Instead of calling this a review of AVENGERS: AGE OF ULTRON, I want to talk about finding the HEART in PLOT. Yes, AGE OF ULTRON is a big huge action movie. Yes, it’s fluff and fun and who thinks about intimacy and feelings when there’s stuff to blow up that looks awesome at the same time? And I LOVE big huge action movies, so it’s not like I’m not trying to compare apples to oranges. So, yes, AGE OF ULTRON is fun, it’s watchable, it has some moments, but it’s lacking in something critical to making audiences really connect with the action, really feel the stakes that are at risk, and from a writer/director who I know can do so much better, that left me disappointed.
What’s missing? Intimacy. The emotional relationship between the central protagonist and antagonist and how that relationship and emotion becomes central to the story/action itself. For example, in CAPTAIN AMERICA: THE WINTER SOLDIER, the heart of the battle between good and evil, between S.H.I.E.L.D. and Hydra is the relationship between Steve Rogers and his best friend Bucky Barnes. We see the depth of their history in flashbacks and the despair Steve feels that Bucky not only doesn’t remember Steve, but that he’s being used for such ill purposes. At the heart of the superhuman over-the-top unbelievable action is a very human, very relatable, very believable story of best friends who love one another and who fight for one another. And not only is this part of the story, but it effects the action itself – will Captain America be able to kill the Winter Soldier? It increases the suspense and anxiety the audience feels because there’s a chance, a big chance, that a good guy like Captain American might just let the Winter Soldier win because he can’t kill him.

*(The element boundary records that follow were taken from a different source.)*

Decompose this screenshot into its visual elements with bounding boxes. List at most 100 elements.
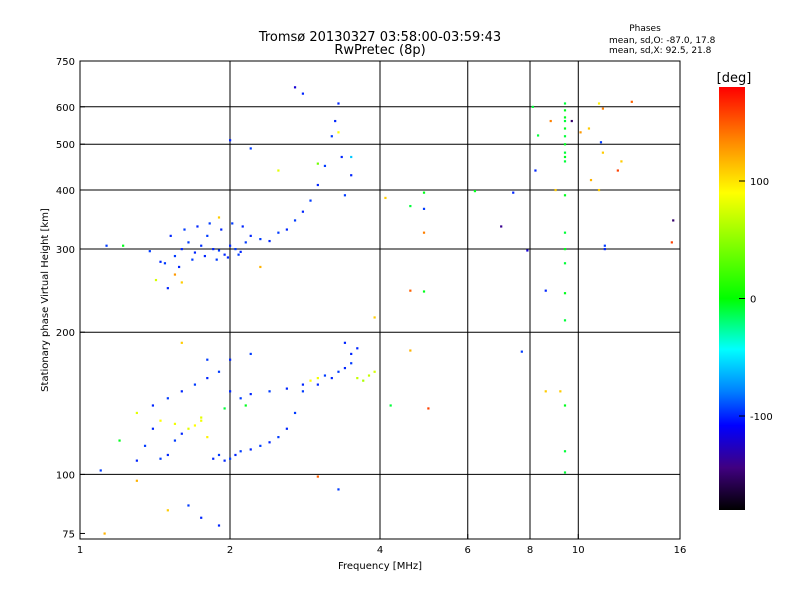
data-point	[105, 244, 108, 247]
data-point	[563, 471, 567, 474]
data-point	[277, 169, 280, 172]
data-point	[323, 164, 327, 168]
data-point	[180, 390, 183, 393]
data-point	[200, 416, 203, 419]
data-point	[268, 239, 271, 243]
data-points	[99, 86, 675, 535]
colorbar-label: [deg]	[717, 71, 752, 86]
data-point	[249, 392, 252, 396]
data-point	[196, 225, 199, 228]
x-tick-label: 16	[674, 545, 687, 556]
data-point	[301, 210, 305, 213]
data-point	[226, 256, 230, 259]
x-tick-label: 4	[377, 545, 383, 556]
data-point	[180, 281, 183, 284]
data-point	[544, 390, 547, 393]
data-point	[173, 254, 177, 258]
data-point	[293, 219, 297, 222]
data-point	[159, 457, 162, 460]
data-point	[268, 441, 271, 444]
y-tick-label: 500	[56, 140, 75, 151]
data-point	[249, 147, 252, 150]
data-point	[259, 237, 262, 241]
data-point	[159, 260, 162, 263]
data-point	[212, 457, 215, 460]
data-point	[244, 241, 247, 244]
data-point	[343, 194, 347, 197]
data-point	[200, 516, 203, 519]
data-point	[301, 383, 305, 386]
data-point	[229, 358, 232, 361]
data-point	[334, 119, 337, 123]
data-point	[559, 390, 562, 393]
data-point	[239, 450, 242, 453]
data-point	[223, 253, 226, 256]
data-point	[534, 169, 537, 172]
data-point	[422, 290, 426, 293]
data-point	[203, 254, 206, 258]
data-point	[337, 131, 340, 134]
data-point	[151, 427, 155, 430]
data-point	[122, 244, 125, 247]
data-point	[309, 379, 312, 382]
data-point	[500, 225, 503, 228]
data-point	[563, 319, 567, 322]
data-point	[422, 207, 426, 210]
data-point	[544, 289, 547, 292]
data-point	[183, 228, 186, 231]
data-point	[563, 262, 567, 265]
data-point	[597, 102, 601, 105]
data-point	[356, 376, 359, 380]
data-point	[268, 390, 271, 393]
data-point	[159, 419, 162, 422]
data-point	[154, 278, 158, 282]
data-point	[597, 188, 601, 192]
data-point	[301, 92, 305, 95]
data-point	[563, 102, 567, 105]
data-point	[229, 139, 232, 142]
data-point	[587, 127, 591, 130]
data-point	[599, 141, 603, 144]
data-point	[563, 109, 567, 112]
data-point	[343, 341, 347, 344]
data-point	[563, 135, 567, 138]
data-point	[563, 248, 567, 251]
data-point	[99, 469, 102, 472]
data-point	[244, 404, 247, 407]
colorbar-tick-label: 0	[750, 295, 756, 306]
data-point	[409, 289, 412, 292]
data-point	[135, 459, 138, 462]
data-point	[330, 376, 333, 380]
data-point	[217, 453, 221, 457]
data-point	[350, 362, 353, 365]
data-point	[549, 119, 552, 123]
data-point	[208, 222, 211, 225]
data-point	[277, 231, 280, 234]
y-tick-label: 750	[56, 57, 75, 68]
data-point	[373, 370, 376, 373]
data-point	[148, 250, 151, 253]
data-point	[316, 383, 319, 386]
data-point	[193, 383, 197, 386]
data-point	[536, 134, 540, 137]
colorbar-tick-label: 100	[750, 177, 769, 188]
y-tick-label: 75	[62, 529, 75, 540]
data-point	[563, 151, 567, 154]
x-tick-label: 6	[465, 545, 471, 556]
data-point	[191, 258, 194, 261]
data-point	[316, 183, 319, 187]
data-point	[337, 102, 340, 105]
data-point	[563, 160, 567, 163]
data-point	[217, 370, 221, 373]
y-axis-ticks: 75 100 200 300 400 500 600 750	[56, 57, 85, 540]
phases-header: Phases	[629, 24, 661, 34]
data-point	[409, 204, 412, 208]
data-point	[316, 376, 319, 380]
data-point	[187, 241, 190, 244]
data-point	[367, 374, 371, 377]
data-point	[362, 379, 365, 382]
data-point	[234, 453, 237, 457]
data-point	[616, 169, 619, 172]
x-tick-label: 2	[227, 545, 233, 556]
data-point	[343, 366, 347, 370]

At the heart of the previous AVENGERS movie, also written and directed by Joss Whedon: the age-old battle between brothers. Especially when one brother, Loki, always feels lesser-than the other, Thor, this attempt at a power-grab is understandable and again the risk that the “good” brother will somehow lose because they are not willing to compromise their moral integrity by killing their brother raises the stakes and plays on the human encoding we all have that hopes the “bad” brother will somehow feel the same way and come around. In THOR, you had that same battle, obviously – same brothers, but added to the mix is Thor’s love for a human girl whose research DIRECTLY plays into the plot/action. Even something as fluffy as ARMAGEDDON: who doesn’t remember Liv Tyler reaching her hand out to the television screen while her father, played by Bruce Willis, gives up his own life in order to save her fiance and father to her unborn child? Or another classic, THE ROCK: the honor that Ed Harris’s character feels in taking a stand, albeit misguided, is understandable and relatable, and very very human.
Walter Murch, a God in film editing, film sound editing, and film in general (THE RETURN TO OZ anyone?), writes in his must-read book “In the Blink of an Eye”:
What [people] finally remember is not the editing, not the camerawork, not the performances, not even the story – it’s how they felt.

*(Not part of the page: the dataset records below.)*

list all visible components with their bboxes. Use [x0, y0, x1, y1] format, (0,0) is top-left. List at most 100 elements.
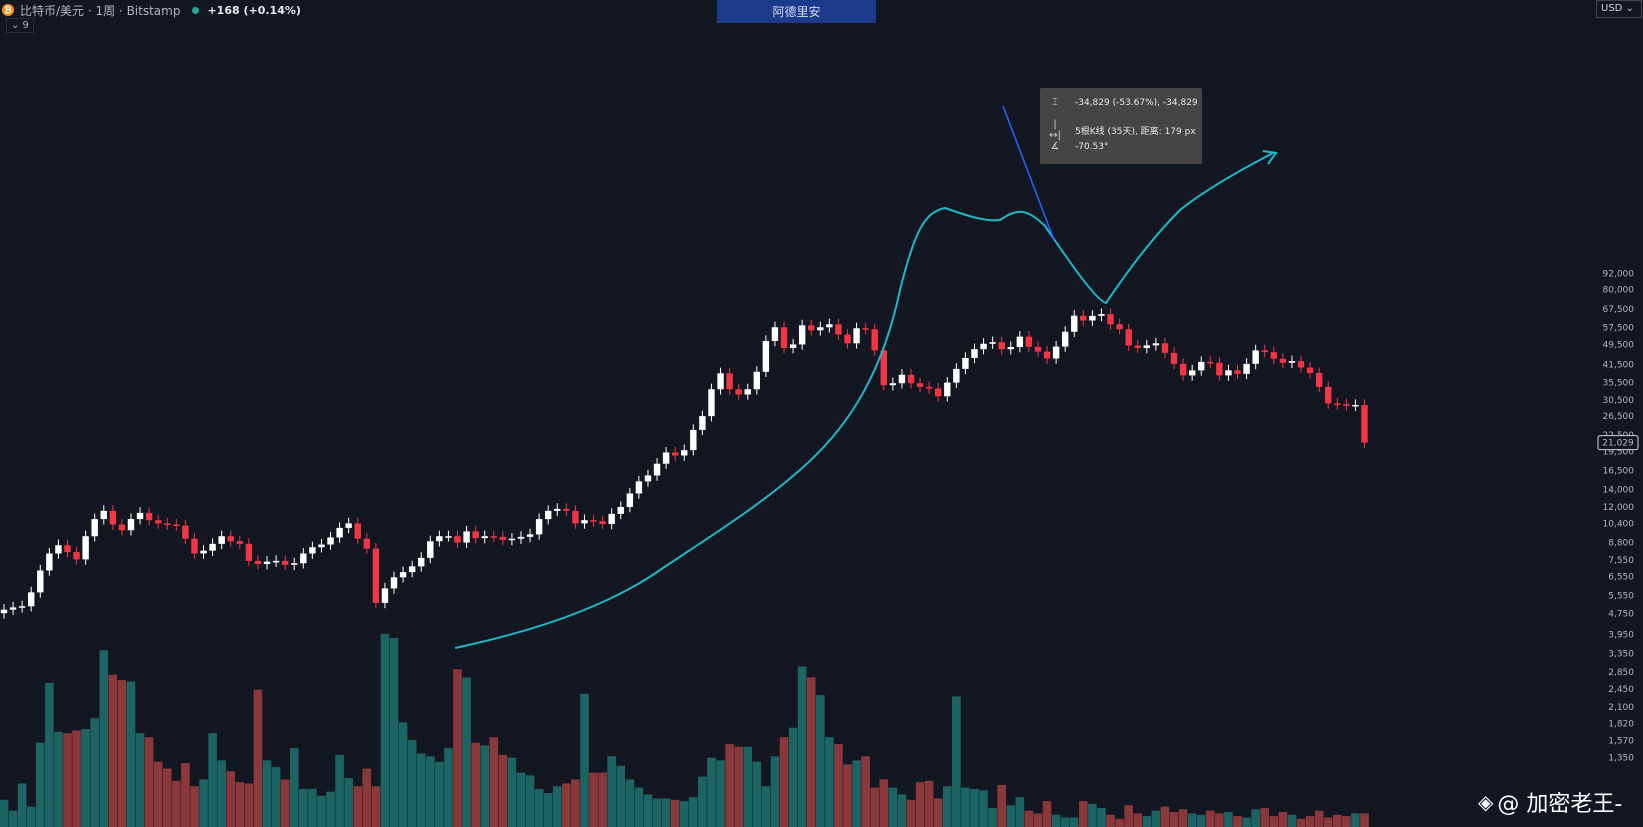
- price-axis[interactable]: 1,350 1,570 1,820 2,100 2,450 2,850 3,350 3,950…: [1597, 269, 1639, 764]
- volume-bar: [435, 761, 444, 827]
- volume-bar: [480, 745, 490, 827]
- candle-body: [55, 545, 62, 554]
- candle: [481, 530, 488, 544]
- volume-bar: [834, 744, 843, 827]
- volume-bar: [743, 746, 753, 827]
- candle: [399, 566, 407, 583]
- volume-bar: [616, 765, 626, 827]
- candle-body: [136, 512, 144, 520]
- candle-body: [408, 566, 416, 573]
- candle-body: [989, 342, 996, 344]
- candle: [164, 517, 171, 530]
- volume-bar: [1332, 814, 1342, 827]
- candle-body: [1152, 343, 1160, 346]
- volume-bar: [226, 771, 236, 827]
- volume-bar: [416, 753, 426, 827]
- volume-bar: [734, 746, 743, 827]
- candle-body: [617, 506, 624, 514]
- volume-bar: [1151, 810, 1161, 827]
- indicator-toggle-button[interactable]: ⌄ 9: [6, 18, 34, 33]
- candle: [808, 319, 815, 336]
- candle: [1016, 331, 1024, 353]
- volume-bar: [933, 798, 943, 827]
- candle-body: [427, 541, 434, 558]
- volume-bar: [235, 782, 245, 827]
- volume-bar: [924, 780, 934, 827]
- volume-bar: [534, 788, 544, 827]
- candle: [91, 513, 98, 542]
- symbol-title[interactable]: 比特币/美元 · 1周 · Bitstamp: [20, 3, 181, 18]
- candle-body: [1343, 404, 1350, 406]
- candle: [545, 505, 552, 525]
- candle: [472, 525, 479, 544]
- candle: [1198, 356, 1205, 376]
- cyan-path-drawing[interactable]: [454, 151, 1276, 649]
- candle: [427, 535, 434, 564]
- volume-bar: [1351, 813, 1360, 827]
- candle: [209, 538, 216, 556]
- candle-body: [554, 508, 561, 511]
- candle: [1225, 364, 1232, 381]
- candle-body: [28, 592, 35, 607]
- volume-bar: [8, 810, 18, 827]
- candle-body: [944, 382, 951, 397]
- candle: [635, 475, 643, 499]
- volume-bar: [1269, 816, 1279, 827]
- candle: [127, 513, 135, 536]
- candle: [1261, 344, 1268, 358]
- volume-bar: [761, 786, 771, 827]
- candle-body: [1043, 351, 1051, 359]
- volume-bar: [707, 757, 716, 827]
- candle: [372, 542, 380, 609]
- market-status-dot: [192, 6, 200, 14]
- candle: [1315, 367, 1323, 393]
- candle: [272, 555, 280, 567]
- candle-body: [789, 344, 797, 348]
- candle-body: [971, 349, 978, 358]
- y-tick-label: 1,820: [1608, 719, 1634, 729]
- candle: [662, 446, 670, 469]
- arrow-head-icon: [1262, 150, 1278, 165]
- candle: [826, 318, 833, 333]
- volume-bar: [72, 730, 81, 827]
- candle: [82, 530, 89, 565]
- measure-price-text: -34,829 (-53.67%), -34,829: [1075, 97, 1198, 108]
- candle-body: [826, 324, 833, 328]
- candle-body: [1052, 346, 1060, 359]
- candlesticks: [0, 308, 1368, 619]
- drawings[interactable]: [454, 105, 1278, 649]
- volume-bar: [17, 783, 27, 827]
- y-tick-label: 19,500: [1603, 447, 1635, 457]
- candle-body: [780, 327, 788, 348]
- top-banner-button[interactable]: 阿德里安: [717, 0, 876, 23]
- currency-select[interactable]: USD ⌄: [1596, 0, 1642, 18]
- angle-icon: ∡: [1050, 141, 1060, 152]
- candle: [998, 336, 1005, 355]
- candle: [1270, 346, 1277, 365]
- volume-bar: [126, 681, 136, 827]
- volume-bar: [1142, 816, 1152, 827]
- y-tick-label: 26,500: [1603, 412, 1635, 422]
- volume-bar: [806, 677, 816, 827]
- candle-body: [100, 510, 107, 520]
- candle-body: [717, 373, 724, 390]
- volume-bar: [752, 761, 762, 827]
- volume-bar: [689, 797, 698, 827]
- candle: [953, 363, 960, 388]
- candle: [980, 338, 987, 355]
- y-tick-label: 57,500: [1603, 323, 1635, 333]
- volume-bar: [380, 633, 390, 827]
- candle: [526, 528, 534, 543]
- volume-bar: [208, 733, 217, 827]
- trend-line[interactable]: [1002, 105, 1055, 241]
- candle: [345, 517, 352, 534]
- candle: [644, 469, 652, 487]
- price-change: +168 (+0.14%): [207, 3, 301, 17]
- volume-bar: [63, 733, 72, 827]
- candle: [1188, 364, 1196, 381]
- candle-body: [445, 536, 452, 538]
- volume-bar: [589, 772, 598, 827]
- y-tick-label: 2,850: [1608, 668, 1634, 678]
- measure-angle-text: -70.53°: [1075, 141, 1109, 152]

HOW THEY FELT. Yes, the cinematic wonder of TITANIC is amazing, but the reason little girls (and bigger girls) went over and over and over again was because of the love story between Rose and Jack. That’s what people remember and take with them from the movie.
Now, granted, AGE OF ULTRON tries to have some human component, but the problem is that it is completely tangential to the central action. It’s not integrated into the plot at all. The budding love story between Black Widow and The Hulk is touching, and makes the ending feel more complicated in a good way – like all Shakespeare comedies where there is always at least one heartbreak, at least one character vilified and exiled. But it’s not enough. It’s not tied into the story so while I care, I wasn’t worried as the story progressed. Their love wasn’t at stake when things got more difficult in the plot. Similarly with the relationship between the two enhanced twins, Quicksilver and Scarlet Witch, they are bad guys at first and even if they are redeemed at the end, I can’t feel Scarlet Witch’s pain.

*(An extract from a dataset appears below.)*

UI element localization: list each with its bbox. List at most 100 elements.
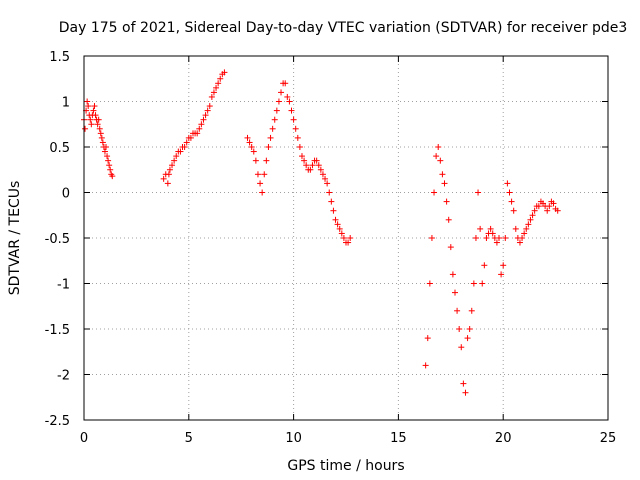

What WOULD have been central to the plot and was touched on but never developed into anything real or interesting? Ultron’s rage at his maker – Iron Man – and the fact that that rage comes FROM Iron Man himself. The whole Pinocchio metaphor was genius, but it stayed within the realm of the philosophical, the cerebral, and never became the heart of the movie. Rage is a powerful motivator, but I never truly felt it. I was shown it, I was TOLD that it was rage and that Iron Man shared it himself, but it never became part of the action or consequences or developed into an emotional component of the story. Joss Whedon recently said that when he cut out all of Loki’s scenes in AGE OF ULTRON:
The movie has so much. It’s so filled. We didn’t want it to feel overstuffed. I really wanted to have Loki in it, but I understood the decision that there were now too many voices in the chorus.
I think there was too much in general, and the result was a loss in emotion. The hook that keeps me hanging by the edge of my seat as I hope the good guys win at the end. Next time, I hope. What makes Joss Whedon and J.J. Abrams some of my favorite Hollywood writer/directors is the fact that their superheroes are so terribly human and often fragile and vulnerable because of it. It’s the stuff of Greek tragedies, and I look forward to every project they produce. In this case, it just wasn’t enough.